As to the media, they’ll be back. Watch for CNN’s Jim Acosta to test the Trump temper eventually. The not-crazy goal of reviving Mr. Trump’s road rage would be to separate him from the disaffected suburban voters who this week are giving him a second look.
Meanwhile, the AOC Effect isn’t going to disappear. If little else, Rep. Alexandria Ocasio-Cortez has proved that a tension now exists in politics between traditional policy substance and social-media emoting. Social media gets prime time. Straight policy gets next to nothing.
Still, Mitch McConnell’s forcing Senate Democrats into an embarrassing “present” vote on AOC’s Green New Deal suggests social-media pipe dreams aren’t ready yet for the reality of congressional vote-counting.
But what Congress does may be diminishing in importance if the big prize is winning the presidency, which itself is becoming more dependent on shaping mass opinion by using the skill sets of social media—and all that implies for our politics. Especially for the Democrats.
One thing it implies is you don’t have to be substantive or even serious. See the Beto O’Rourke phenomenon. His candidacy seems to be about attaching his persona to a political demographic whose main concern is feeling good about feeling good about themselves—and various vague beliefs. He didn’t originate the idea.
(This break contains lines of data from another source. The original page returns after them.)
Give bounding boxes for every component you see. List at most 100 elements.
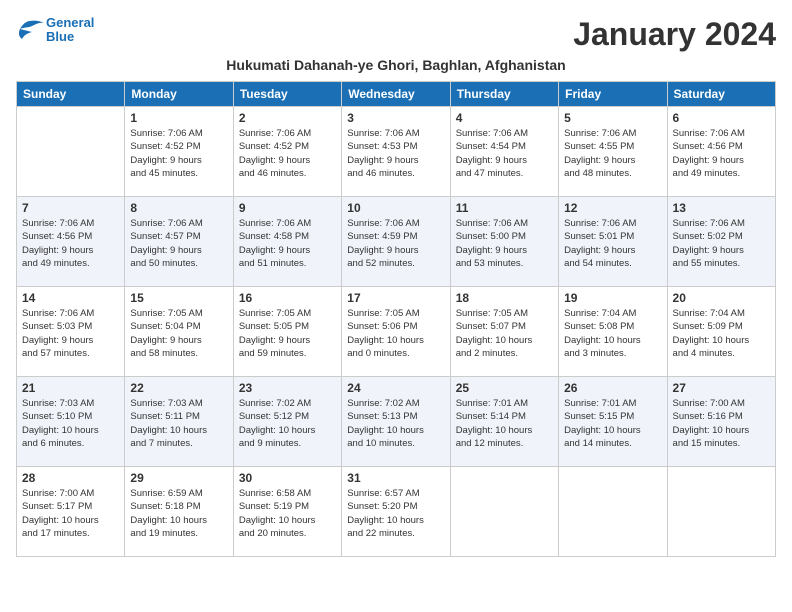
- calendar-cell: 14 Sunrise: 7:06 AMSunset: 5:03 PMDayligh…: [17, 287, 125, 377]
- weekday-header: Friday: [559, 82, 667, 107]
- day-info: Sunrise: 7:00 AMSunset: 5:17 PMDaylight:…: [22, 487, 119, 540]
- calendar-cell: 12Sunrise: 7:06 AMSunset: 5:01 PMDayligh…: [559, 197, 667, 287]
- day-number: 16: [239, 291, 336, 305]
- day-info: Sunrise: 7:06 AMSunset: 4:56 PMDaylight:…: [22, 217, 119, 270]
- day-info: Sunrise: 7:06 AMSunset: 4:58 PMDaylight:…: [239, 217, 336, 270]
- calendar-cell: [667, 467, 775, 557]
- day-info: Sunrise: 7:04 AMSunset: 5:09 PMDaylight:…: [673, 307, 770, 360]
- day-info: Sunrise: 7:03 AMSunset: 5:11 PMDaylight:…: [130, 397, 227, 450]
- calendar-cell: 13 Sunrise: 7:06 AMSunset: 5:02 PMDayligh…: [667, 197, 775, 287]
- day-number: 27: [673, 381, 770, 395]
- calendar-cell: 9 Sunrise: 7:06 AMSunset: 4:58 PMDaylight…: [233, 197, 341, 287]
- day-number: 12: [564, 201, 661, 215]
- calendar-cell: 30Sunrise: 6:58 AMSunset: 5:19 PMDayligh…: [233, 467, 341, 557]
- day-info: Sunrise: 7:05 AMSunset: 5:07 PMDaylight:…: [456, 307, 553, 360]
- calendar-cell: 29Sunrise: 6:59 AMSunset: 5:18 PMDayligh…: [125, 467, 233, 557]
- day-info: Sunrise: 7:02 AMSunset: 5:12 PMDaylight:…: [239, 397, 336, 450]
- day-info: Sunrise: 7:06 AMSunset: 4:57 PMDaylight:…: [130, 217, 227, 270]
- day-info: Sunrise: 7:05 AMSunset: 5:06 PMDaylight:…: [347, 307, 444, 360]
- calendar-cell: 8 Sunrise: 7:06 AMSunset: 4:57 PMDaylight…: [125, 197, 233, 287]
- calendar-table: SundayMondayTuesdayWednesdayThursdayFrid…: [16, 81, 776, 557]
- calendar-cell: 15 Sunrise: 7:05 AMSunset: 5:04 PMDayligh…: [125, 287, 233, 377]
- calendar-cell: 23 Sunrise: 7:02 AMSunset: 5:12 PMDayligh…: [233, 377, 341, 467]
- day-number: 23: [239, 381, 336, 395]
- weekday-header: Thursday: [450, 82, 558, 107]
- day-number: 9: [239, 201, 336, 215]
- day-number: 4: [456, 111, 553, 125]
- day-info: Sunrise: 7:06 AMSunset: 4:53 PMDaylight:…: [347, 127, 444, 180]
- day-info: Sunrise: 7:01 AMSunset: 5:15 PMDaylight:…: [564, 397, 661, 450]
- day-info: Sunrise: 7:06 AMSunset: 5:02 PMDaylight:…: [673, 217, 770, 270]
- day-number: 14: [22, 291, 119, 305]
- day-number: 22: [130, 381, 227, 395]
- day-info: Sunrise: 7:03 AMSunset: 5:10 PMDaylight:…: [22, 397, 119, 450]
- day-info: Sunrise: 7:06 AMSunset: 4:52 PMDaylight:…: [239, 127, 336, 180]
- calendar-cell: [450, 467, 558, 557]
- day-info: Sunrise: 7:04 AMSunset: 5:08 PMDaylight:…: [564, 307, 661, 360]
- day-number: 21: [22, 381, 119, 395]
- weekday-header: Saturday: [667, 82, 775, 107]
- calendar-cell: 7 Sunrise: 7:06 AMSunset: 4:56 PMDaylight…: [17, 197, 125, 287]
- logo-text: General Blue: [46, 16, 94, 45]
- day-number: 8: [130, 201, 227, 215]
- day-number: 5: [564, 111, 661, 125]
- day-info: Sunrise: 7:06 AMSunset: 4:54 PMDaylight:…: [456, 127, 553, 180]
- calendar-week-row: 14 Sunrise: 7:06 AMSunset: 5:03 PMDayligh…: [17, 287, 776, 377]
- day-info: Sunrise: 7:06 AMSunset: 4:52 PMDaylight:…: [130, 127, 227, 180]
- calendar-week-row: 28 Sunrise: 7:00 AMSunset: 5:17 PMDayligh…: [17, 467, 776, 557]
- day-number: 7: [22, 201, 119, 215]
- day-number: 11: [456, 201, 553, 215]
- day-number: 24: [347, 381, 444, 395]
- day-info: Sunrise: 7:06 AMSunset: 4:59 PMDaylight:…: [347, 217, 444, 270]
- calendar-cell: 18 Sunrise: 7:05 AMSunset: 5:07 PMDayligh…: [450, 287, 558, 377]
- day-number: 2: [239, 111, 336, 125]
- day-number: 15: [130, 291, 227, 305]
- day-info: Sunrise: 7:05 AMSunset: 5:05 PMDaylight:…: [239, 307, 336, 360]
- page-header: General Blue January 2024: [16, 16, 776, 53]
- day-info: Sunrise: 7:06 AMSunset: 5:03 PMDaylight:…: [22, 307, 119, 360]
- calendar-cell: 6 Sunrise: 7:06 AMSunset: 4:56 PMDaylight…: [667, 107, 775, 197]
- title-block: January 2024: [573, 16, 776, 53]
- calendar-cell: 16 Sunrise: 7:05 AMSunset: 5:05 PMDayligh…: [233, 287, 341, 377]
- day-info: Sunrise: 6:59 AMSunset: 5:18 PMDaylight:…: [130, 487, 227, 540]
- day-info: Sunrise: 6:58 AMSunset: 5:19 PMDaylight:…: [239, 487, 336, 540]
- subtitle: Hukumati Dahanah-ye Ghori, Baghlan, Afgh…: [16, 57, 776, 73]
- day-number: 10: [347, 201, 444, 215]
- calendar-cell: 25 Sunrise: 7:01 AMSunset: 5:14 PMDayligh…: [450, 377, 558, 467]
- day-info: Sunrise: 7:05 AMSunset: 5:04 PMDaylight:…: [130, 307, 227, 360]
- day-number: 1: [130, 111, 227, 125]
- calendar-cell: 2 Sunrise: 7:06 AMSunset: 4:52 PMDaylight…: [233, 107, 341, 197]
- day-number: 18: [456, 291, 553, 305]
- logo: General Blue: [16, 16, 94, 45]
- day-number: 31: [347, 471, 444, 485]
- calendar-cell: 11 Sunrise: 7:06 AMSunset: 5:00 PMDayligh…: [450, 197, 558, 287]
- calendar-cell: 5 Sunrise: 7:06 AMSunset: 4:55 PMDaylight…: [559, 107, 667, 197]
- calendar-cell: 17 Sunrise: 7:05 AMSunset: 5:06 PMDayligh…: [342, 287, 450, 377]
- day-number: 25: [456, 381, 553, 395]
- calendar-cell: 10 Sunrise: 7:06 AMSunset: 4:59 PMDayligh…: [342, 197, 450, 287]
- day-info: Sunrise: 7:01 AMSunset: 5:14 PMDaylight:…: [456, 397, 553, 450]
- day-info: Sunrise: 7:06 AMSunset: 5:00 PMDaylight:…: [456, 217, 553, 270]
- day-number: 28: [22, 471, 119, 485]
- day-number: 3: [347, 111, 444, 125]
- calendar-cell: [559, 467, 667, 557]
- day-info: Sunrise: 7:02 AMSunset: 5:13 PMDaylight:…: [347, 397, 444, 450]
- day-number: 17: [347, 291, 444, 305]
- calendar-week-row: 1 Sunrise: 7:06 AMSunset: 4:52 PMDaylight…: [17, 107, 776, 197]
- calendar-cell: 1 Sunrise: 7:06 AMSunset: 4:52 PMDaylight…: [125, 107, 233, 197]
- day-number: 13: [673, 201, 770, 215]
- calendar-cell: 27Sunrise: 7:00 AMSunset: 5:16 PMDayligh…: [667, 377, 775, 467]
- calendar-cell: 21 Sunrise: 7:03 AMSunset: 5:10 PMDayligh…: [17, 377, 125, 467]
- calendar-week-row: 7 Sunrise: 7:06 AMSunset: 4:56 PMDaylight…: [17, 197, 776, 287]
- day-info: Sunrise: 7:06 AMSunset: 4:56 PMDaylight:…: [673, 127, 770, 180]
- day-number: 6: [673, 111, 770, 125]
- weekday-header: Wednesday: [342, 82, 450, 107]
- month-title: January 2024: [573, 16, 776, 53]
- weekday-header: Sunday: [17, 82, 125, 107]
- calendar-cell: 22 Sunrise: 7:03 AMSunset: 5:11 PMDayligh…: [125, 377, 233, 467]
- calendar-cell: 26Sunrise: 7:01 AMSunset: 5:15 PMDayligh…: [559, 377, 667, 467]
- day-info: Sunrise: 6:57 AMSunset: 5:20 PMDaylight:…: [347, 487, 444, 540]
- calendar-cell: [17, 107, 125, 197]
- day-info: Sunrise: 7:06 AMSunset: 4:55 PMDaylight:…: [564, 127, 661, 180]
- calendar-cell: 20Sunrise: 7:04 AMSunset: 5:09 PMDayligh…: [667, 287, 775, 377]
It also implies that a Democratic presidential candidate must conform to social media’s progressive values, on display this week in Joe Biden’s incredible grovel about how “the white man’s culture” has “got to change.”
One verity in our politics existed before the Mueller era and remains: Donald Trump is the incumbent U.S. president. History shows incumbent presidents are very hard to defeat. Defeating this one, derangement and all, just got harder.